DHEA is an inactive form of the main androgen precursor (DHEA).

DHEA is produced in the adrenal glands, then sulphate is added to it, making it biologically inactive, a 'reserve' form. Once the body begins to need androgens, the sulphate group is split off, restoring the hormone's activity. Subsequently under the influence of reduction reactions slightly active DHEA is transformed into androstenedione with the consequent formation of testosterone - the male sex hormone.

This route of testosterone formation gives only a small amount of testosterone, but it is nevertheless sufficient for the female body.

DHEA is formed not only in the adrenal glands, but also in the ovaries (5% of the total amount). Its blood test replaces the urinary determination of 17α-ketosteroids. Reproductologists use the results of DHEA to establish the site of androgen synthesis: high levels of the hormone indicate preferential production in the adrenal glands and low levels in the sex glands. During pregnancy, the production of the hormone increases as a component of estrogen, which will be produced by the placenta.

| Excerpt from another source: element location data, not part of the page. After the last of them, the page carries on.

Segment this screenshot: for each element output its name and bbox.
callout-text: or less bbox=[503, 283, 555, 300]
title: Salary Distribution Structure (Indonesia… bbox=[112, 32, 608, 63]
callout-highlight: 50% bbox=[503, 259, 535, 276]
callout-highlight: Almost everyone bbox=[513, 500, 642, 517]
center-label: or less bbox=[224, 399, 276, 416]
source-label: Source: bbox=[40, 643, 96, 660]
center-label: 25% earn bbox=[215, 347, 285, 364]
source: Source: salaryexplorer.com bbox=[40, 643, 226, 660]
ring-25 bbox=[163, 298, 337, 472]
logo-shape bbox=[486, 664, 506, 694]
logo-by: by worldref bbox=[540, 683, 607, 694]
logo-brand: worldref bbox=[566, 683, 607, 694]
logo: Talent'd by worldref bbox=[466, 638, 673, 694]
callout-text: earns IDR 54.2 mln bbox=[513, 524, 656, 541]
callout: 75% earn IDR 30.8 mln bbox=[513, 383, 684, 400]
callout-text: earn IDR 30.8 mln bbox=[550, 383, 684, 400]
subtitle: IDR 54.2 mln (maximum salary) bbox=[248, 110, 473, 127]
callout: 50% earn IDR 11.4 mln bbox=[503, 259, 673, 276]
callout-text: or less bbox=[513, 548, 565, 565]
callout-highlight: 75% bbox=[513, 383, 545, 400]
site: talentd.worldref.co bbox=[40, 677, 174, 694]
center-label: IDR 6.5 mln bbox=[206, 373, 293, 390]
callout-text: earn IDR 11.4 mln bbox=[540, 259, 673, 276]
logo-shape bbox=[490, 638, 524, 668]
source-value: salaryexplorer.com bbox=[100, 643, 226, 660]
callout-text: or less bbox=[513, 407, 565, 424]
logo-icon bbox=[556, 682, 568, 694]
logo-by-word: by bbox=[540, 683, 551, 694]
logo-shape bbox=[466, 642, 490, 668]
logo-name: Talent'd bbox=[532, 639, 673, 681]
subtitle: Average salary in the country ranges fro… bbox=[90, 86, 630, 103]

A low concentration of DHEA is seen in delayed puberty, and vice versa in premature puberty. After puberty, the amount of the hormone decreases by about 3% per year. By the age of 90, it drops by about 90%.

An adrenal tumour (androsteroma), which produces a large amount of androgens, could cause an increase in the blood levels of DHEA. In this case there is an increase in testosterone in addition to DHEA.

A number of studies have shown that a low concentration of DHEA is associated with an increased risk of coronary heart disease.